JEFF CARLTON
Associated Press Writer/Photo Courtesy AP
DALLAS (AP) — Murder charges were dropped at the prosecution’s request Thursday in the dragging death of a black man, and the two white men who had been accused of killing him were released from jail.
Shannon Finley and Charles Crostley were released Thursday afternoon in Paris, in east Texas, after a judge granted the special prosecutor’s motion to dismiss the case. The two men had been charged with fatally striking 24-year-old Brandon McClelland with a pickup truck in September following a late-night beer run the three friends had made to the neighboring state of Oklahoma.
The case had been unraveling in recent months because of a lack of eyewitnesses and physical evidence. Last month, a gravel truck driver gave a sworn statement acknowledging he might have accidentally run over McClelland.
“After investigation, it has been determined this case should be dismissed in the interests of justice,” special prosecutor Toby Shook said. “The decision is about the state of the evidence in the case as it exists today.”
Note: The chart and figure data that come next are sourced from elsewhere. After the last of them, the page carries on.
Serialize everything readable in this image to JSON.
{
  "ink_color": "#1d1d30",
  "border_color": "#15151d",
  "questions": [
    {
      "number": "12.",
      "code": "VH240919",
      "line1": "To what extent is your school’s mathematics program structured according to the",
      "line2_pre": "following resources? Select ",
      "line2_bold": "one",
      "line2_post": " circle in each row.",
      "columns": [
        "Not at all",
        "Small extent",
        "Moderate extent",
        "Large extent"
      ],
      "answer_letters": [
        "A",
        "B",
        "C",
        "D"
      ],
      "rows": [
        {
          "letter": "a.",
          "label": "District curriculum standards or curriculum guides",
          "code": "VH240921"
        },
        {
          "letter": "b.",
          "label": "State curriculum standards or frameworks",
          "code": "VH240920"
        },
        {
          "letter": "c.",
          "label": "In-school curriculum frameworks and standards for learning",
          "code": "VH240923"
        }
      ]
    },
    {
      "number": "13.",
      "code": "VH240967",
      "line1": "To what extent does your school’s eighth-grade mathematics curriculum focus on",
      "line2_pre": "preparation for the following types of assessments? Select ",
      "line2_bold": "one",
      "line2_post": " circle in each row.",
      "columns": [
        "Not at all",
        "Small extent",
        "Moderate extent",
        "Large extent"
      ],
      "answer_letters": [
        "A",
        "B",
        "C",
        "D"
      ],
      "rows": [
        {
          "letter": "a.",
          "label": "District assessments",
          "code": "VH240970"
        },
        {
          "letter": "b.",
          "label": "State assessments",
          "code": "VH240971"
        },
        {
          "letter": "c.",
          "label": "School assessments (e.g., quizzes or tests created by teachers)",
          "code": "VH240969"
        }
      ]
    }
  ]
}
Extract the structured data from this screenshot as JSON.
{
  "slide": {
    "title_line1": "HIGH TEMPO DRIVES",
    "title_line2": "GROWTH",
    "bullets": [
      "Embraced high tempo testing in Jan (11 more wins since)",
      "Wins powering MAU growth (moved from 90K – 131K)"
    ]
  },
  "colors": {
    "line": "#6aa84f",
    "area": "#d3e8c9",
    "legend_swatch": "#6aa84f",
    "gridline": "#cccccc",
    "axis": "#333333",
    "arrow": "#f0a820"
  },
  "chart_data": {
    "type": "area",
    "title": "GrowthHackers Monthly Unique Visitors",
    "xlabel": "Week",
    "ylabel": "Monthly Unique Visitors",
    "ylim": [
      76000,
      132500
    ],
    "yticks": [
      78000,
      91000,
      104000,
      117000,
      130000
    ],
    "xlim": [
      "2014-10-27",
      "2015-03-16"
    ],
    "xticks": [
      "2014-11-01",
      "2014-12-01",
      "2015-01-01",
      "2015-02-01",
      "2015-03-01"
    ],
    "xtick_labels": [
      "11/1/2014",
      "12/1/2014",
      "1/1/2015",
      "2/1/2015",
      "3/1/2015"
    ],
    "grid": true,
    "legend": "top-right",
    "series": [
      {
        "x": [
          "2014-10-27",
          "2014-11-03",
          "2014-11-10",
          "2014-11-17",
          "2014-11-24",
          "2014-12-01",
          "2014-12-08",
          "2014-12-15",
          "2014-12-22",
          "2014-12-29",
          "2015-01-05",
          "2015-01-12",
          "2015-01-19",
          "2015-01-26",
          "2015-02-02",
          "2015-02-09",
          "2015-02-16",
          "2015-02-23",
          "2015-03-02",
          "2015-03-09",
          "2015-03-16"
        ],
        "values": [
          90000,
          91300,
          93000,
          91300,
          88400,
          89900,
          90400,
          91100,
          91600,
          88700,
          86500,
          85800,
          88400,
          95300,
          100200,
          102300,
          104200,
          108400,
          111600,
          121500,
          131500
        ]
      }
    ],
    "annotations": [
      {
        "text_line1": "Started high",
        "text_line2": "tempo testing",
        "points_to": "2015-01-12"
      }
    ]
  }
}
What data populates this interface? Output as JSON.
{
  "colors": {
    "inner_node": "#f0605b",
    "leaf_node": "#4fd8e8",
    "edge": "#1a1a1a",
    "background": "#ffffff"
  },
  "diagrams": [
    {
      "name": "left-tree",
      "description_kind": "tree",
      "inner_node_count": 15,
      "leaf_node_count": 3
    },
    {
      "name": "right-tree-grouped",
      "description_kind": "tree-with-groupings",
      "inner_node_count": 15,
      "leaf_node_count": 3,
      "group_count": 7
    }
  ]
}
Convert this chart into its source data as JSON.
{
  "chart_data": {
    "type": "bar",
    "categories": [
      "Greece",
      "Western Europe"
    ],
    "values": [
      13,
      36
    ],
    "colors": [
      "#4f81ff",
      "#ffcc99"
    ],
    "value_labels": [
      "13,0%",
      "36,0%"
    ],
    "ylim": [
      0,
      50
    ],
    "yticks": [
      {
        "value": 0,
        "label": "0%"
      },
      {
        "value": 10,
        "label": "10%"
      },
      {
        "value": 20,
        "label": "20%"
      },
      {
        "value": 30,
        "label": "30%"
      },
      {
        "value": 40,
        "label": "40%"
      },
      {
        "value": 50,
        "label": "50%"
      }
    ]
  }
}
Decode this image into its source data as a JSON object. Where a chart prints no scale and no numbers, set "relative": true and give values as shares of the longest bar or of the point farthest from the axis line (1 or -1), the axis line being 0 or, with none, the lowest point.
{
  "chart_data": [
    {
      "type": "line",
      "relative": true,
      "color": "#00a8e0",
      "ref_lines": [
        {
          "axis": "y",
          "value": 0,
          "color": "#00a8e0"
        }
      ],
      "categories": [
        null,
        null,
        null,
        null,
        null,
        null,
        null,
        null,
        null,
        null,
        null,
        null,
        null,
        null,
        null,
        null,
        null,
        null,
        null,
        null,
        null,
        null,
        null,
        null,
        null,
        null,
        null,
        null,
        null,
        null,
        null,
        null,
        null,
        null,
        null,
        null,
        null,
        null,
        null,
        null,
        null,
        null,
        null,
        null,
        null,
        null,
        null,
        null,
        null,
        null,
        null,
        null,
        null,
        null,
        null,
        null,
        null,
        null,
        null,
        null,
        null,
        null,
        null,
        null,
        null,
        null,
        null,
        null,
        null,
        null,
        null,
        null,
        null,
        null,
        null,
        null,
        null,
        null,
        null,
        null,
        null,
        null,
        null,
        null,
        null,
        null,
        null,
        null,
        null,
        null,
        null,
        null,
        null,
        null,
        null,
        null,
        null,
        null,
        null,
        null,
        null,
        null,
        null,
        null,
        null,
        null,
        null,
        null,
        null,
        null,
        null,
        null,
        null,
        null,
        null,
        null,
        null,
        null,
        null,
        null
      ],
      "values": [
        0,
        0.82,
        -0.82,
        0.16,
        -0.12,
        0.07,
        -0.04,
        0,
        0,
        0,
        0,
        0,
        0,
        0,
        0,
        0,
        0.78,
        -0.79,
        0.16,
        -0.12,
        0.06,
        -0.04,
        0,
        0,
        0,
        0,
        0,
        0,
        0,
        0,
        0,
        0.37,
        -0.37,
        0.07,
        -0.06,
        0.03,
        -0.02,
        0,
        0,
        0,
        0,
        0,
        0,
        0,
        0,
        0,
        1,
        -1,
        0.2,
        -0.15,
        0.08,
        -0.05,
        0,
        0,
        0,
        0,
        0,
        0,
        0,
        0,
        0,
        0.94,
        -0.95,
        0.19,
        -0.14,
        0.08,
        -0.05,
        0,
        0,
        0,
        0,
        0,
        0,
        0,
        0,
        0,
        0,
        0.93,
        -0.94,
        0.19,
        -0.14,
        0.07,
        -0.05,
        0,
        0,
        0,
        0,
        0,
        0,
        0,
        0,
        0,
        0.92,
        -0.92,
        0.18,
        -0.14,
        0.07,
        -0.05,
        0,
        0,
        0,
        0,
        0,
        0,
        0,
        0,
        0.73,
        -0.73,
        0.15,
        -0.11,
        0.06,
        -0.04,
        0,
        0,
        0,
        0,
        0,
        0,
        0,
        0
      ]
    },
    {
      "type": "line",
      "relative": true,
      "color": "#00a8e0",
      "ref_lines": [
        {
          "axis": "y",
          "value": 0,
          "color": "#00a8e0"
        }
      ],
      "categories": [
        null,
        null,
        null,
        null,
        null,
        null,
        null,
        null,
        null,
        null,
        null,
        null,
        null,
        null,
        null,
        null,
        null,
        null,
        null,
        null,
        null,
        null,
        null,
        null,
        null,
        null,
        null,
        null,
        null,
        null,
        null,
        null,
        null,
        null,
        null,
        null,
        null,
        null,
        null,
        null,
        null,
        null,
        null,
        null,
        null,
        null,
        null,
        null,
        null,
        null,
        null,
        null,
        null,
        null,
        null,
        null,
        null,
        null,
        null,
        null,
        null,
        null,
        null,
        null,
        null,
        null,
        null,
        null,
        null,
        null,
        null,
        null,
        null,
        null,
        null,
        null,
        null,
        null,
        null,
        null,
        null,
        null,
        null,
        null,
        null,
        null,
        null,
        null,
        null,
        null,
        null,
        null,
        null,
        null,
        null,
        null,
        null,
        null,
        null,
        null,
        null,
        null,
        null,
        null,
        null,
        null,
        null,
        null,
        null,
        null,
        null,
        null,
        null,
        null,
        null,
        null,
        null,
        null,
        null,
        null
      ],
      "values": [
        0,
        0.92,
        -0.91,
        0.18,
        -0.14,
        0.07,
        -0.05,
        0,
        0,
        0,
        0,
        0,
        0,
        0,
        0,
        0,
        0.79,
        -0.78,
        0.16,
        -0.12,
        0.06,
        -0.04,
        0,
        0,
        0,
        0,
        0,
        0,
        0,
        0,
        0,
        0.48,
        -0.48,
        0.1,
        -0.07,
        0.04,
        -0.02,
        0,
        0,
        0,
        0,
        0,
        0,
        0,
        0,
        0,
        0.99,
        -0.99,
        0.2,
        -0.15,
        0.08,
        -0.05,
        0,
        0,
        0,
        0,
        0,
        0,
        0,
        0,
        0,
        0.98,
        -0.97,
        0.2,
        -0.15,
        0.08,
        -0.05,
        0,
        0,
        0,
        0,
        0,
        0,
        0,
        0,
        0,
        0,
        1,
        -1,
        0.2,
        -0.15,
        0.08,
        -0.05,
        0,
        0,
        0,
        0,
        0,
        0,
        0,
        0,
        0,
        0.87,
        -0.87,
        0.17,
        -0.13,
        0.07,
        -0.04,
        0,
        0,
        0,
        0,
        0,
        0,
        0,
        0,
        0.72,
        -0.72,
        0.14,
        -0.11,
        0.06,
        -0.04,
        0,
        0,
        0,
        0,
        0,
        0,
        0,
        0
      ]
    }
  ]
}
Shook said the investigation will continue. The gravel truck driver is unlikely to face charges.
Finley’s trial had been scheduled to begin next month, with Crostley’s to follow in September.
“I believed all along there was insufficiency of the evidence,” said Ben Massar, Finley’s attorney. “The facts in this case did not add up to these two kids being guilty of the charge.”
“I think it’s very simple,” said David Turner, Crostley’s lawyer. “These fellows didn’t do it.”
Finley and Crostley had been unable to post their bonds and had remained in jail since being arrested last year.
Authorities have said Finley, Crostley and McClelland were friends who drove across the Oklahoma state line for beer in September. They argued on the way back about whether Finley was too drunk to drive, and McClelland got out of the car to walk home.
Authorities had alleged that Finley then ran down McClelland, whose body was caught under the truck and dragged about 70 feet (20 meters). His mangled body was found along a country road.
The racial implications of the case reminded some of the murder of James Byrd, who was chained by the ankles to the bumper of a pickup truck and dragged to death in 1998 in the east Texas town of Jasper. Three white men were convicted of killing him; two are on death row and the other is serving a life term.
McClelland’s death brought out protesters from the Nation of Islam and the New Black Panther Party. A rally last year also attracted at least one acknowledged member of the Ku Klux Klan to Paris, about 90 miles (145 kilometers) northeast of Dallas.